Email is still one of the most powerful and cost-efficient marketing tools you have in your arsenal. However, it is also a challenging one – especially in the B2B world. Honestly now, decision makers in large companies have their inbox flooded every day with hundreds of emails. Some of them are work related, but most of them are newsletters, proposals of business, offers, sales, etc. And they have a common fate – they go straight to the Trash folder.
This is not meant to discourage you from honing your copywriting skills – on the contrary, you should find ways to craft messages that don’t read like all the other promotional messages. Let’s be fair – buyers, logistics managers and financial directors are not waging a war against sales emails. They need trusted suppliers and high quality products and services for their companies. They just don’t have the time to read boring, badly worded and overly aggressive sales letters.
So, how should you write to keep your B2B email recipients interested and willing to follow your CTA? Here are some actionable tips:
- Don’t Be Overly Familiar in the Salutation Line (but Don’t Sound Like a Corporate Robot Either)

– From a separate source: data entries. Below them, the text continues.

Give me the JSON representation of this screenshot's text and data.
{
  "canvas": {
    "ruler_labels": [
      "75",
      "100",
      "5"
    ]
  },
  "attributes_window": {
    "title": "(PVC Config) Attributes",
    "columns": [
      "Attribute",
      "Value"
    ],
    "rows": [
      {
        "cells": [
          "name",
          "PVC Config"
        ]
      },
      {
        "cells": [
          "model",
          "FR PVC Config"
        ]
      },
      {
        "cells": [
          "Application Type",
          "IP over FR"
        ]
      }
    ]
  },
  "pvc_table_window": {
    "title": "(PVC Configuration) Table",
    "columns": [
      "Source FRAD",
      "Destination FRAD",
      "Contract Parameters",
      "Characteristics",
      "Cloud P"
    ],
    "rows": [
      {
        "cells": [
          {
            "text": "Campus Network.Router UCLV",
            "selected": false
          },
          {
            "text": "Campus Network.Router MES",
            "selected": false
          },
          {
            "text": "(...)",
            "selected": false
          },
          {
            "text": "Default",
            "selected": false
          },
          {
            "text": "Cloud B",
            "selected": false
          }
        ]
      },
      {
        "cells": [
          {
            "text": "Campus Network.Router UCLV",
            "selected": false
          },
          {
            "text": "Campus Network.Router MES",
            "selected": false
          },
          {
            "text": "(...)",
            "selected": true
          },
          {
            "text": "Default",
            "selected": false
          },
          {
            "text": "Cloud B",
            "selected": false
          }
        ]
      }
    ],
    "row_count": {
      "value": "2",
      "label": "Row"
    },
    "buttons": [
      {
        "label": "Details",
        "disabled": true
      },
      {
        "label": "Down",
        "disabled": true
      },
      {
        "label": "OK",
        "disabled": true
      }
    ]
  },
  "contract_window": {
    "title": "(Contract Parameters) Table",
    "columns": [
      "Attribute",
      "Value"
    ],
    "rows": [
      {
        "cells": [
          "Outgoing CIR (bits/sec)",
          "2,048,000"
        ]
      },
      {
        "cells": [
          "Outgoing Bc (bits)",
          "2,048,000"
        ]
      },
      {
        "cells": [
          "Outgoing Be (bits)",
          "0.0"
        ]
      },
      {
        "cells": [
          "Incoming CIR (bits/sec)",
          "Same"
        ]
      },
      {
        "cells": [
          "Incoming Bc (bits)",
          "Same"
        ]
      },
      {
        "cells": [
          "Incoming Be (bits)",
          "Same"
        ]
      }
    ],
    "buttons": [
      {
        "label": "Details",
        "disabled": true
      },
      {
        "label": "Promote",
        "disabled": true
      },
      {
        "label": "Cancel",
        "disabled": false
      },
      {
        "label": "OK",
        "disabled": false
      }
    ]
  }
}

One rule about salutation lines is that you make them personal and sound friendly. But there are degrees and degrees of friendliness. You are addressing someone whose trust you want to win, not your best buddy. So the salutation line: “Good morning, Jake! How’s your day shaping today?” will probably not make the kind of impression you were expecting.

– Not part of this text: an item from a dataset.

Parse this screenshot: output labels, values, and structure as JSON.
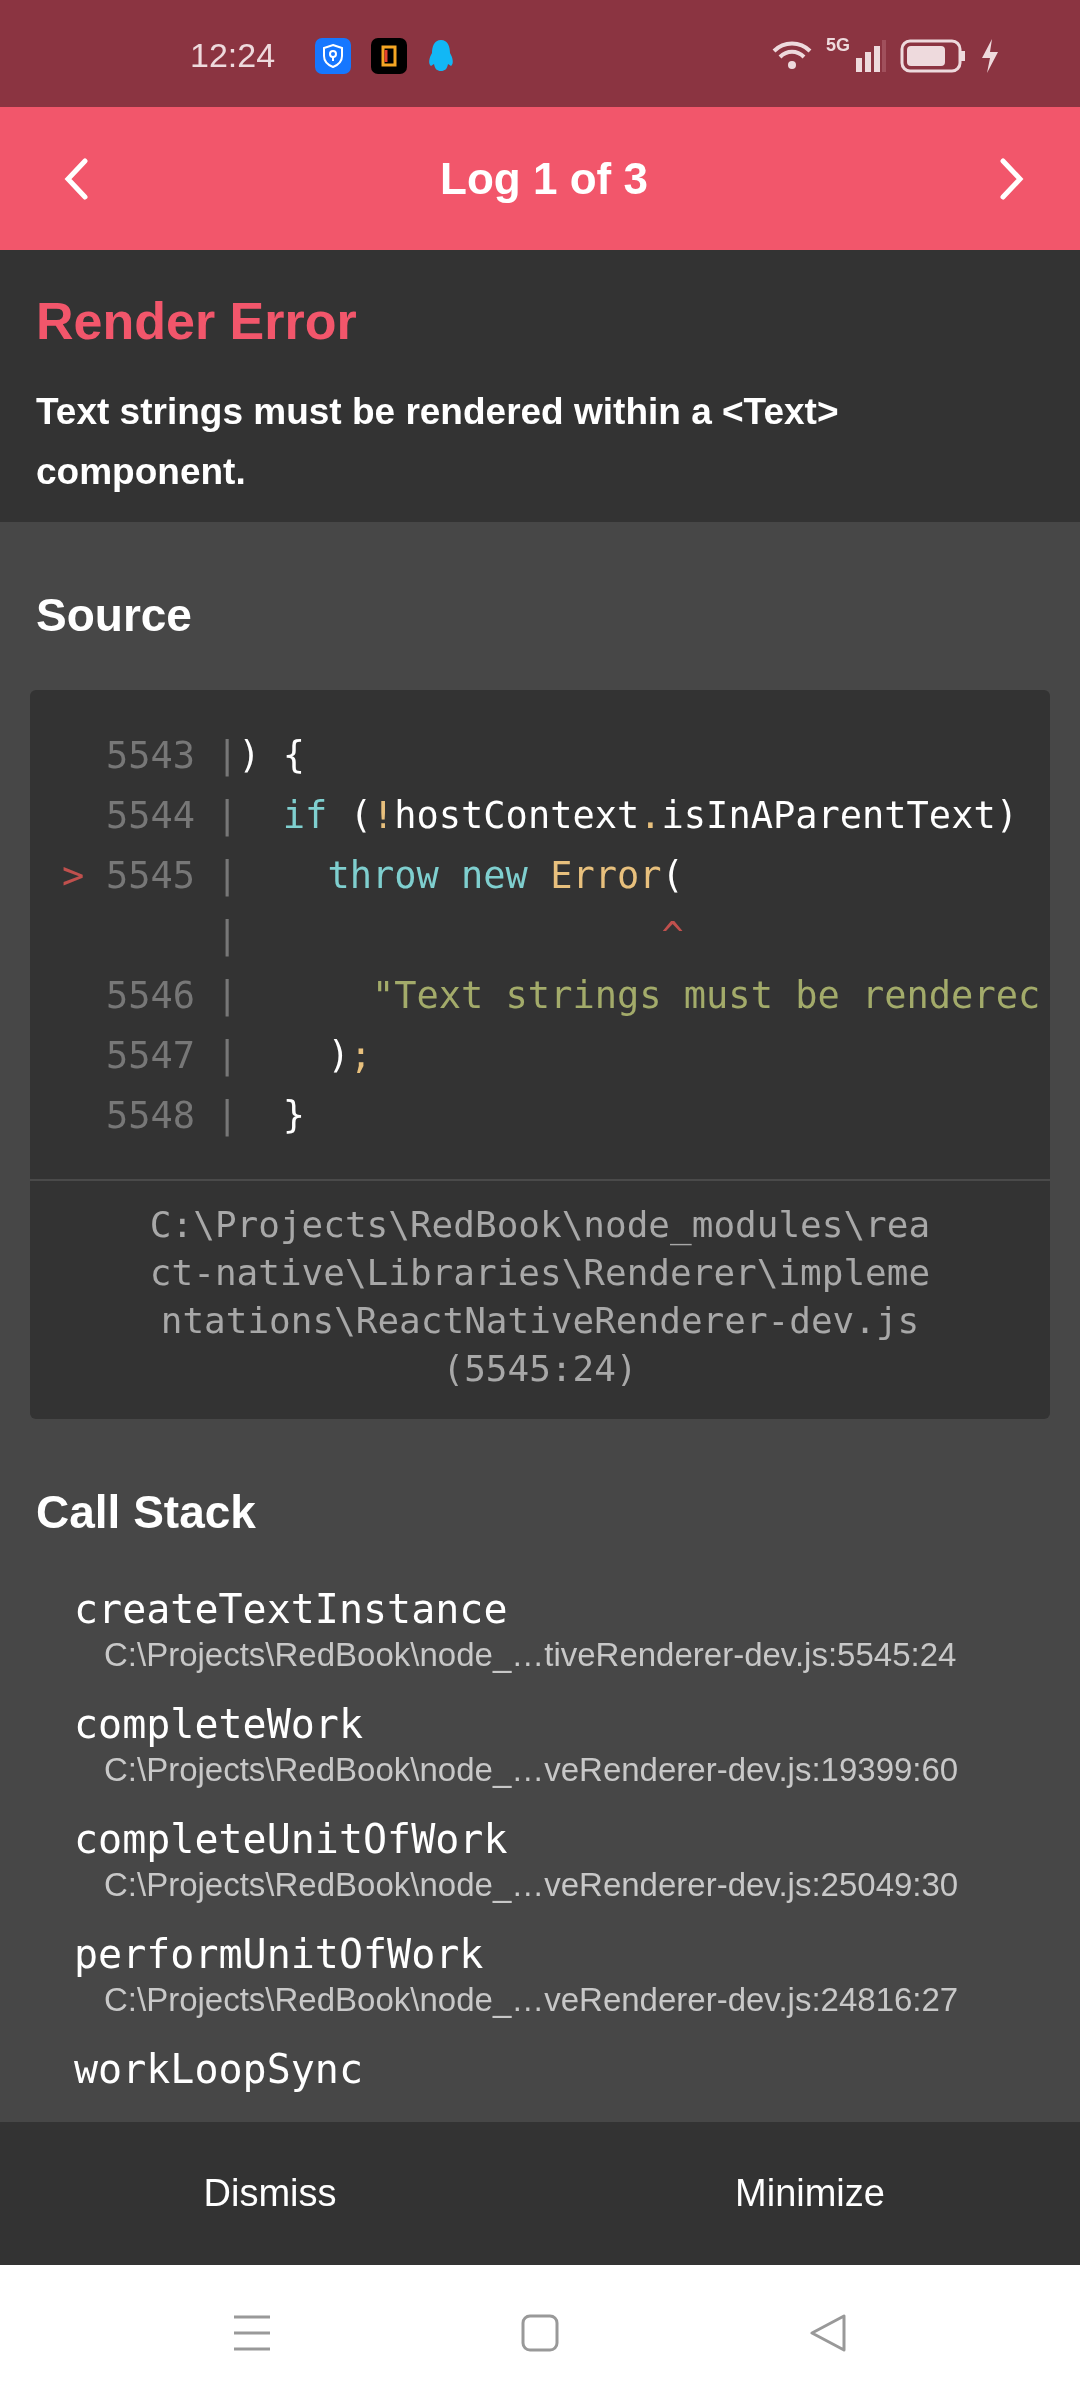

At the same time, do not start with a cold “Dear Mr. Jones”, which reeks of corporate jargon. “Dear Jake Jones, here is your personalised news digest for today” manages to be both friendly and respectful and actually make your reader willing to keep reading.
- Be Brief and to the Point
Time is very valuable to decision makers in companies. They have every minute judiciously planned out, and they allot a specific time frame to reading their emails. You are lucky to get five minutes of their time – so make the most of if with crisp, clear and concise writing.
Avoid repetitions, filler words (“for that matter”, “in other words”, “to be honest”) and make your text easily scannable. Break it into paragraphs, use bullet points and sub-titles, and make sure that your formatted text is easily readable both on a computer and a mobile phone.
- Do Not Be Presumptuous
Marketers always make assumptions about the needs, likes, interests and problems of their prospects. But there is a fine line between being assumptive and being presumptuous, and you should never cross it.
Let us examine the following statements: “As a busy entrepreneur you would certainly appreciate a tool which helps you delegate tasks quickly and efficiently” and “If you are a manager, then you definitely need X software suite, the most advance collaboration tool from Y company.” The first statement makes a safe assumption, the second one is patronizing to the extreme.
- Make the Key Message Crystal Clear
“Why should I read this? What do I get out of it?” These are key questions which you should ask yourself when reviewing your copy. Is the main topic obvious, included in the first paragraph of the email? Is it expressed in an emphatic manner, which creates interest and maintains it? Does the CTA tie in properly with it?
Many brilliantly written B2B emails fail in this core aspect: their message, their unique selling proposition, is buried in a sea of verbosity and secondary topics.
- Personalise, Personalise, Personalise
You do not write for B2B people as a uniform mass. You write for a company buyer, for a general manager, for a logistics specialist, and so on. Each of these people needs to be addressed in a specific way, targeted with specific benefits. Financial directors appreciate ways in which they can save company money. Logistics and warehouse managers want solutions for smooth and seamless shipping and storage operations.
Last, but not least, do not forget to proofread your copy. A single typo or grammar mistake will ruin your credibility and your message will never get through.